“Why?” asked Lorraine. “Do you still think it was enchanted?”

Lois laughed at this, but Judy was serious as she answered, “I was still little girl enough to think so at the time. I wandered around, growing very drowsy. Then I found a hammock and climbed into it. I must have gone to sleep, because I remember waking up and wondering if the voice in the fountain had been a dream.”

“A hammock?” Lois questioned. “Are you sure it wasn’t a flying carpet?”

“No, it was a hammock all right,” Judy assured her, laughing. “It was hung between two trees in a beautiful garden all enclosed in rose trellises thick with roses. Did I tell you it was June?”

“All the year around?”

Again Lois laughed. But Lorraine said abruptly, “Let’s not talk about rose gardens in June. It’s a long way from June to December.”

“Do you mean a garden changes? I know,” Judy said, “but I think this one would be beautiful at any time of the year. There were rhododendrons, too, and I don’t know how many different kinds of evergreens. I explored the garden all around the fountain.”

“And then what happened?” Lorraine urged her.

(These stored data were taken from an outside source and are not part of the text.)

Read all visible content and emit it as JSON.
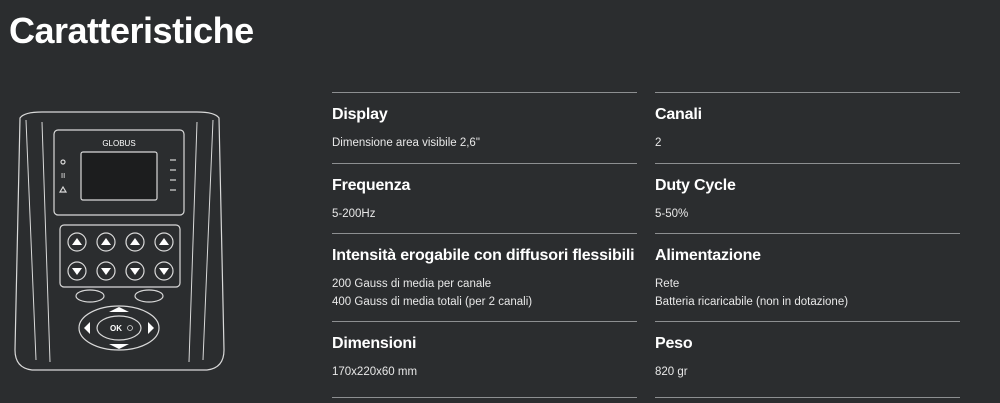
{
  "title": "Caratteristiche",
  "device": {
    "brand": "GLOBUS",
    "ok_label": "OK"
  },
  "specs": [
    {
      "label": "Display",
      "values": [
        "Dimensione area visibile 2,6\""
      ]
    },
    {
      "label": "Canali",
      "values": [
        "2"
      ]
    },
    {
      "label": "Frequenza",
      "values": [
        "5-200Hz"
      ]
    },
    {
      "label": "Duty Cycle",
      "values": [
        "5-50%"
      ]
    },
    {
      "label": "Intensità erogabile con diffusori flessibili",
      "values": [
        "200 Gauss di media per canale",
        "400 Gauss di media totali (per 2 canali)"
      ]
    },
    {
      "label": "Alimentazione",
      "values": [
        "Rete",
        "Batteria ricaricabile (non in dotazione)"
      ]
    },
    {
      "label": "Dimensioni",
      "values": [
        "170x220x60 mm"
      ]
    },
    {
      "label": "Peso",
      "values": [
        "820 gr"
      ]
    }
  ],
  "colors": {
    "background": "#2b2d2f",
    "text": "#ffffff",
    "divider": "#8d8f91"
  }
}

“Yes, yes. Go on,” entreated Lois. “I didn’t dream you’d kept anything that exciting a secret. Why didn’t you try to solve the mystery?”

“I think I would have tried,” Judy admitted, “if I had been older or more experienced. I really should have investigated it more thoroughly and learned the secret of the fountain. But after the ripples went away it didn’t speak to me any more, and I didn’t really think it had heard my wishes. I was still wishing for a friend when I met you, Lois. It did seem impossible for us to be friends at first, didn’t it? Lorraine was your friend.”